Recommended Runtime Backend¶
Use omnirt. OpenTalking owns assets, WebUI, parameters, and browser frame streaming. OmniRT keeps FasterLivePortrait loaded and provides inference WebSockets.
| OpenTalking entry | OmniRT entry | Purpose |
|---|---|---|
/sessions with a FasterLivePortrait session |
/v1/audio2video/fasterliveportrait |
Audio-driven realtime conversation |
/video-clone/fasterliveportrait/ws |
/v1/avatar/video-clone/fasterliveportrait |
Video-clone frame stream |
Weights and Startup¶
First follow FasterLivePortrait deployment to prepare the FasterLivePortrait source checkout, JoyVASA weights, TensorRT/ONNXRuntime dependencies, OmniRT, and OpenTalking.
Check whether OpenTalking sees the video-clone service:
connected should be true. If it is false, check whether OmniRT started the FasterLivePortrait runtime and whether OMNIRT_ENDPOINT points to that service.
Avatar Requirements¶
source is the digital-human image in the OpenTalking avatar library. Recommended assets:
- Clear frontal or half-body image.
- Unblocked face and stable lighting.
- Full head-and-shoulder composition. With pasteback enabled, output is pasted back into the original source image instead of showing only a cropped head.
The Video Clone page can upload a new source image directly. OpenTalking reuses the existing /avatars/custom asset API, adds the image to the avatar library, and selects it as the current source.
Driving Input¶
driving controls expression and head motion. It is not the source identity:
- Live camera frames are the primary path.
- Uploaded driving video is useful for offline or near-realtime testing.

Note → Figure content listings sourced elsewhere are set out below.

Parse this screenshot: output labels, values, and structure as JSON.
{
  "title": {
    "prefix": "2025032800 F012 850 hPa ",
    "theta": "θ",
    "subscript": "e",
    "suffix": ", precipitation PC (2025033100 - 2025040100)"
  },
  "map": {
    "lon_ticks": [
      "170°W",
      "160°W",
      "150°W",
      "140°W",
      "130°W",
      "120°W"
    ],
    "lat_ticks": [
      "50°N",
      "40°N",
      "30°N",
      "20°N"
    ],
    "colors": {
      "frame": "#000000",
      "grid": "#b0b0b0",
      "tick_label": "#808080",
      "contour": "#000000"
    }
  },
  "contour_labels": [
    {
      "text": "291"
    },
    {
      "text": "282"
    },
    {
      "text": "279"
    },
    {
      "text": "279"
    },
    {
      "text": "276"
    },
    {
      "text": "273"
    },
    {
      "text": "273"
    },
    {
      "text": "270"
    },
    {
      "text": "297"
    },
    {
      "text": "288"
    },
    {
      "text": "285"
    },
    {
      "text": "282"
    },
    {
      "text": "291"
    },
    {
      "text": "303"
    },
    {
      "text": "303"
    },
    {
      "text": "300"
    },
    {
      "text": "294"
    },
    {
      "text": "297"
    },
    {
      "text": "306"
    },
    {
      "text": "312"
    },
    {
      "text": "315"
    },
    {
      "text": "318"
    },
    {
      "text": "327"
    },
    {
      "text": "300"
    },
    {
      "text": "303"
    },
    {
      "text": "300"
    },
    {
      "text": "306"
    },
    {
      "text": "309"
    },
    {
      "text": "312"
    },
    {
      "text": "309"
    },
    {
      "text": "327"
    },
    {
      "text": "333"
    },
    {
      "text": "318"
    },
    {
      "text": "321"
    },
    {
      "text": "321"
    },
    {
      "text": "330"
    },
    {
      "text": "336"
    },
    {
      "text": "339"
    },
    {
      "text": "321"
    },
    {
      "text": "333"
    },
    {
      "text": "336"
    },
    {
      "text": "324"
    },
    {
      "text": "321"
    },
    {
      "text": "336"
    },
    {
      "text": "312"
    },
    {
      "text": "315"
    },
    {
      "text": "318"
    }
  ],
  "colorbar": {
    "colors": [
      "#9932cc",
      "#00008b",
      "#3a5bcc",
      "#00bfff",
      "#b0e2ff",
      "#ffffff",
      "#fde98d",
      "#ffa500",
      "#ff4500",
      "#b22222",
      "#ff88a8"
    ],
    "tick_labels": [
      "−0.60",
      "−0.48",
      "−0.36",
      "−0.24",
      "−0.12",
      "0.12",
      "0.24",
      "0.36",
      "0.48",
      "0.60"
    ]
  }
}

- Driving video is not cropped by default. If the face is too small or detection is unstable, try enabling “crop driving face”.
Frontend Controls¶
The Video Clone page exposes driving controls:
| Control | Effect |
|---|---|
| Motion / expression / head-motion amplitude | Overall motion and expression strength |
| Mouth opening | First knob to raise when uploaded videos do not open the mouth enough |
| Animation region | Full face, expression, pose, mouth, or eyes |
| Pasteback | Preserve the original source composition instead of showing only a cropped head |
| Relative motion | Preserve relative motion differences between source and driving |
| Lip normalization / lip retargeting | Can improve mouth shape, but aggressive retargeting may reduce motion to simple vertical opening |
If the mouth looks puffy or misaligned, first check whether the driving video is being cropped. Then try disabling crop, keeping pasteback enabled, and balancing mouth opening with lip retargeting.
WebUI Flow¶
- Start the OmniRT FasterLivePortrait runtime.
- Start OpenTalking API and WebUI.
- Open WebUI and select “Video Clone” in the top navigation.
- Select or upload the source avatar on the left.
- Select a camera, or upload a driving video on the right.
- Click Start and inspect the cloned output in the center.
When stopped or when the page is switched, WebUI releases the camera track, WebSocket, and current video-clone session.